Outrossim, ainda com referência às informações sobre óbitos de crianças em decorrência da violência, o Capitulo XX (Causas Externas de Morbidade e da Mortalidade) da CID-10 contém duas categorias que devem ser utilizadas para classificar os óbitos cuja causa básica é maus-tratos (Y06 a Y07.9). Entretanto, em algumas situações, a investigação não é realizada de forma bastante cautelosa, e, em consequência, a causa do óbito da criança é confundida com as demais agressões (X85 a Y05; Y08 a Y09). Com vistas a esse propósito, é necessário que, durante a investigação, fique caracterizado que houve uma ação continuada de maus-tratos até a morte. Na situação em que não se puder confirmar o caráter contínuo da ação, o óbito será, então, codificado como “agressão” (BRASIL, 2013).

Sobre a vigilância dos casos não fatais de violência, a literatura revela que a equipe hospitalar responsável pelo atendimento da criança, muitas vezes registra outra causa para a lesão, diversa da síndrome de maus-tratos. Na Europa, várias abordagens estão sendo propostas com o intuito de melhorar a codificação dos casos de maus-tratos, incluindo protocolos com foco em lesões de alto risco (WHO, 2013).

Para o registro da notificação interpessoal ou autoprovocada, no SINAN, utiliza-se o código genérico Y09 – agressão por meio não especificado – da CID-10, visto que a ficha de notificação desse agravo é única para os mais variados atos de violências. Por esse motivo, a análise das notificações desse agravo, no SINAN, não é realizada segundo a categoria da CID-10, mas sim por sua tipologia, a saber: intrafamiliar ou doméstica, extrafamiliar ou comunitária, autoprovocada, institucional. De acordo com a natureza da violência: física, negligência ou abandono, sexual, psicológica ou moral, dentre outras (BRASIL, 2014d).

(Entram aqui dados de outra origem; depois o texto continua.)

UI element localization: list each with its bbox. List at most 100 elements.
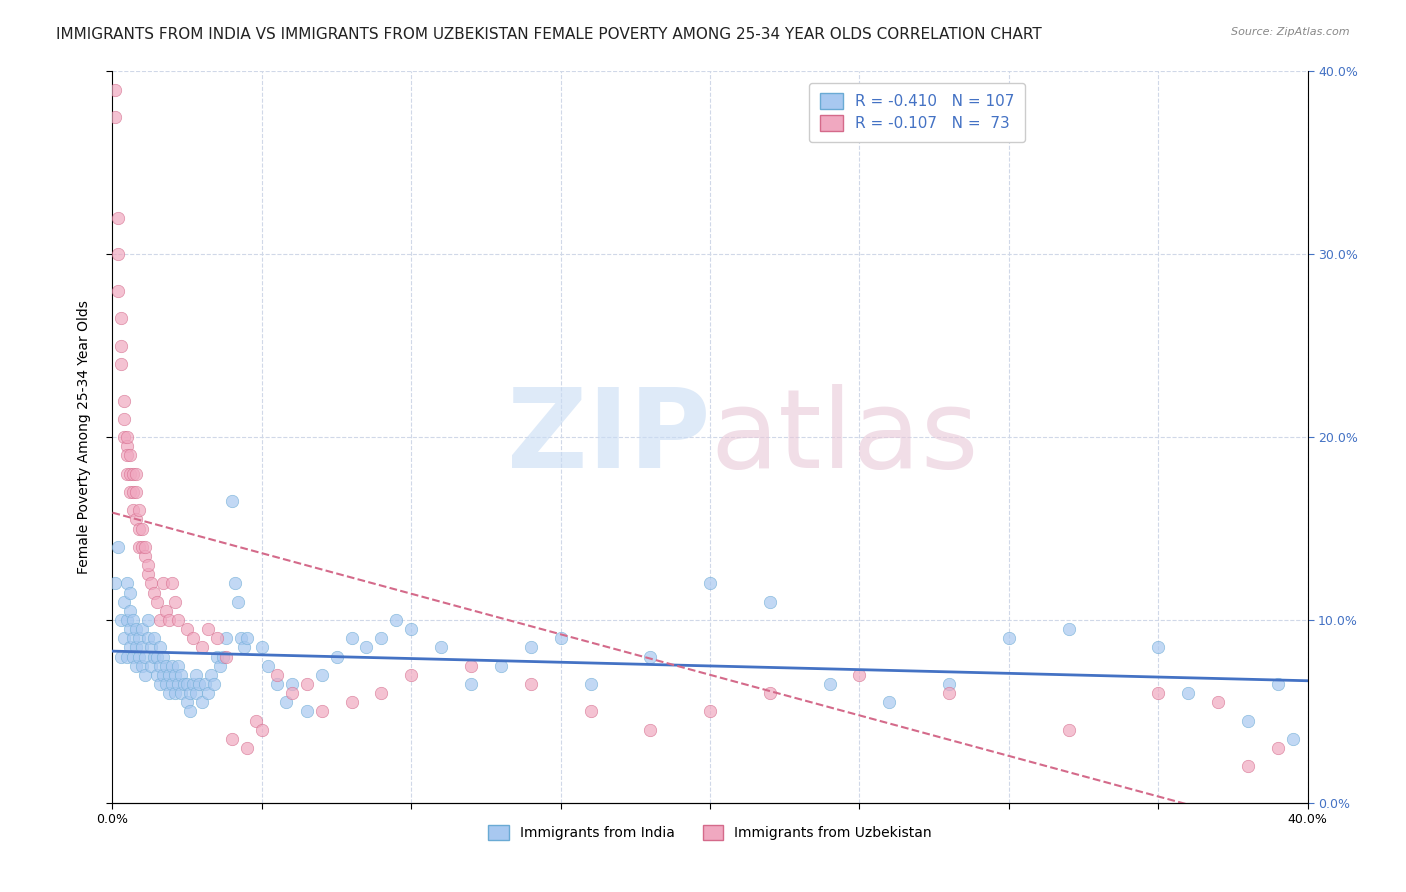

Segundo a World Health Organization (2013), a literatura revela que a equipe hospitalar responsável pelo atendimento da criança, muitas vezes, registra outra causa para a lesão, diversa da síndrome de maus-tratos. Dessa forma, na perspectiva de provocar mudanças nessa realidade, várias abordagens vêm sendo propostas em países da Europa, com o intuito de melhorar a codificação dos casos de maus-tratos, incluindo protocolos com foco em lesões de alto risco.